What is perhaps most interesting about the Cobb County textbook stick case and others like it is the hypocrisy involved. Those opposed to evolution are ready to spend millions on legal fees to deny American children the same exposure to the education that have placed them well behind the children of other countries by challenging the concept that teaching a scientific theory is somehow not the same as teaching science. But how many churches have you ever been to that have a stick placed on the cover of the Holy Bible reading “this material should be approached with an open mind, studied carefully, and critically considered.” None, probably, despite the fact that the evidence supporting the basic of tenets of evolution are a mountain compared to the anthill of evidence supporting the idea that even one single page of the Bible is factual.
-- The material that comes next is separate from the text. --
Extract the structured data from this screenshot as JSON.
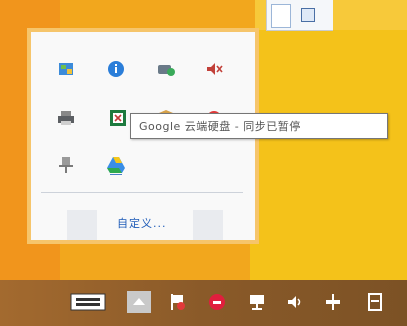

Of course, the hypocrisy at the center of the challenge to evolution by creationists is even more stunning. Consider the story of a man named Jonah surviving inside the belly of a whale. Even most Biblical scholars are quick to admit that this parable is certainly fiction, yet millions of true believers accept that it must be factual solely on the basis of believing that everything described in the Bible actually happened unless otherwise indicated. Admittedly, surviving inside the belly of a whale would be miraculous and seemingly the handiwork of a supreme being would likely be involved. But you know what would be even more miraculous?
That human beings could have evolved from amoeba after just a few million years.